Le seppuku dans le Japon moderne

Le seppuku en tant que punition judiciaire a été aboli en 1873, peu après la restauration Meiji, mais le seppuku volontaire n’a pas complètement disparu. Des dizaines de personnes sont connues pour avoir commis des seppuku depuis lors, notamment des militaires qui se sont suicidés en 1895 pour protester contre la restitution d’un territoire conquis à la Chine, par le général Nogi et sa femme à la mort de l’empereur Meiji en 1912, et par de nombreux soldats et civils qui ont choisi de mourir plutôt que de se rendre à la fin de la Seconde Guerre mondiale. Ce comportement avait été largement loué par la propagande, ce qui a poussé plus d’un soldat capturé lors de l’Incident de Shanghai (1932) à revenir sur le lieu de sa capture pour commettre le seppuku.

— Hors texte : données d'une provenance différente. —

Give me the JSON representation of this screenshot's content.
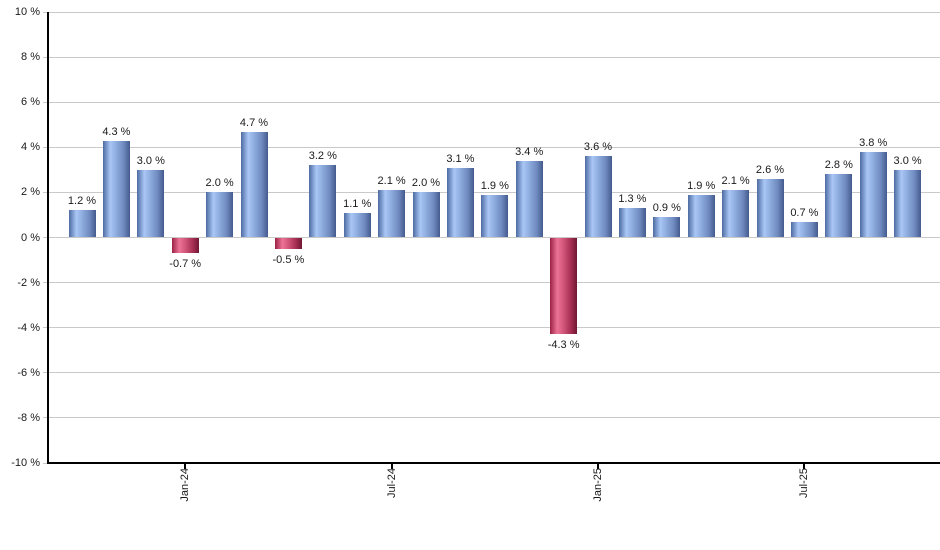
{
  "chart_data": {
    "type": "bar",
    "title": "",
    "xlabel": "",
    "ylabel": "",
    "ylim": [
      -10,
      10
    ],
    "grid": true,
    "legend_position": "none",
    "values": [
      1.2,
      4.3,
      3.0,
      -0.7,
      2.0,
      4.7,
      -0.5,
      3.2,
      1.1,
      2.1,
      2.0,
      3.1,
      1.9,
      3.4,
      -4.3,
      3.6,
      1.3,
      0.9,
      1.9,
      2.1,
      2.6,
      0.7,
      2.8,
      3.8,
      3.0
    ],
    "bar_labels": [
      "1.2 %",
      "4.3 %",
      "3.0 %",
      "-0.7 %",
      "2.0 %",
      "4.7 %",
      "-0.5 %",
      "3.2 %",
      "1.1 %",
      "2.1 %",
      "2.0 %",
      "3.1 %",
      "1.9 %",
      "3.4 %",
      "-4.3 %",
      "3.6 %",
      "1.3 %",
      "0.9 %",
      "1.9 %",
      "2.1 %",
      "2.6 %",
      "0.7 %",
      "2.8 %",
      "3.8 %",
      "3.0 %"
    ],
    "y_ticks": [
      {
        "value": 10,
        "label": "10 %"
      },
      {
        "value": 8,
        "label": "8 %"
      },
      {
        "value": 6,
        "label": "6 %"
      },
      {
        "value": 4,
        "label": "4 %"
      },
      {
        "value": 2,
        "label": "2 %"
      },
      {
        "value": 0,
        "label": "0 %"
      },
      {
        "value": -2,
        "label": "-2 %"
      },
      {
        "value": -4,
        "label": "-4 %"
      },
      {
        "value": -6,
        "label": "-6 %"
      },
      {
        "value": -8,
        "label": "-8 %"
      },
      {
        "value": -10,
        "label": "-10 %"
      }
    ],
    "x_ticks": [
      {
        "bar_index": 3,
        "label": "Jan-24"
      },
      {
        "bar_index": 9,
        "label": "Jul-24"
      },
      {
        "bar_index": 15,
        "label": "Jan-25"
      },
      {
        "bar_index": 21,
        "label": "Jul-25"
      }
    ],
    "colors": {
      "positive_bar_gradient": [
        "#4d6ba1",
        "#a9c6f5",
        "#93b1e3",
        "#6d88bd",
        "#435a8d"
      ],
      "negative_bar_gradient": [
        "#9c2145",
        "#ec7396",
        "#d85c80",
        "#a52e52",
        "#701733"
      ],
      "grid_line": "#c9c9c9",
      "axis_line": "#000000",
      "label_text": "#1a1a1a",
      "background": "#ffffff"
    }
  }
}
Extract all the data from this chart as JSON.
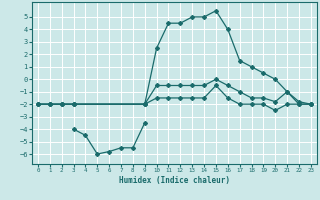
{
  "xlabel": "Humidex (Indice chaleur)",
  "background_color": "#cce8e8",
  "grid_color": "#ffffff",
  "line_color": "#1a6b6b",
  "xlim": [
    -0.5,
    23.5
  ],
  "ylim": [
    -6.8,
    6.2
  ],
  "xticks": [
    0,
    1,
    2,
    3,
    4,
    5,
    6,
    7,
    8,
    9,
    10,
    11,
    12,
    13,
    14,
    15,
    16,
    17,
    18,
    19,
    20,
    21,
    22,
    23
  ],
  "yticks": [
    -6,
    -5,
    -4,
    -3,
    -2,
    -1,
    0,
    1,
    2,
    3,
    4,
    5
  ],
  "series_main_x": [
    0,
    1,
    2,
    3,
    9,
    10,
    11,
    12,
    13,
    14,
    15,
    16,
    17,
    18,
    19,
    20,
    21,
    22,
    23
  ],
  "series_main_y": [
    -2,
    -2,
    -2,
    -2,
    -2,
    2.5,
    4.5,
    4.5,
    5.0,
    5.0,
    5.5,
    4.0,
    1.5,
    1.0,
    0.5,
    0.0,
    -1.0,
    -1.8,
    -2.0
  ],
  "series_mid1_x": [
    0,
    1,
    2,
    3,
    9,
    10,
    11,
    12,
    13,
    14,
    15,
    16,
    17,
    18,
    19,
    20,
    21,
    22,
    23
  ],
  "series_mid1_y": [
    -2,
    -2,
    -2,
    -2,
    -2,
    -0.5,
    -0.5,
    -0.5,
    -0.5,
    -0.5,
    0.0,
    -0.5,
    -1.0,
    -1.5,
    -1.5,
    -1.8,
    -1.0,
    -2.0,
    -2.0
  ],
  "series_mid2_x": [
    0,
    1,
    2,
    3,
    9,
    10,
    11,
    12,
    13,
    14,
    15,
    16,
    17,
    18,
    19,
    20,
    21,
    22,
    23
  ],
  "series_mid2_y": [
    -2,
    -2,
    -2,
    -2,
    -2,
    -1.5,
    -1.5,
    -1.5,
    -1.5,
    -1.5,
    -0.5,
    -1.5,
    -2.0,
    -2.0,
    -2.0,
    -2.5,
    -2.0,
    -2.0,
    -2.0
  ],
  "series_low_x": [
    3,
    4,
    5,
    6,
    7,
    8,
    9
  ],
  "series_low_y": [
    -4.0,
    -4.5,
    -6.0,
    -5.8,
    -5.5,
    -5.5,
    -3.5
  ]
}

En 1970, le célèbre auteur Yukio Mishima et l’un de ses partisans ont commis un seppuku public au quartier général des Forces d’autodéfense du Japon après une tentative infructueuse d’inciter les forces armées à organiser un coup d’État. Mishima a commis le seppuku dans le bureau du général Kanetoshi Mashita. Son second, un jeune homme de 25 ans du nom de Masakatsu Morita, a tenté à trois reprises de décapiter rituellement Mishima, mais il a échoué ; sa tête a finalement été tranchée par Hiroyasu Koga. Morita a ensuite tenté de se faire seppuku. Bien que ses propres coupures soient trop superficielles pour être fatales, il a donné le signal et a été décapité lui aussi par Koga.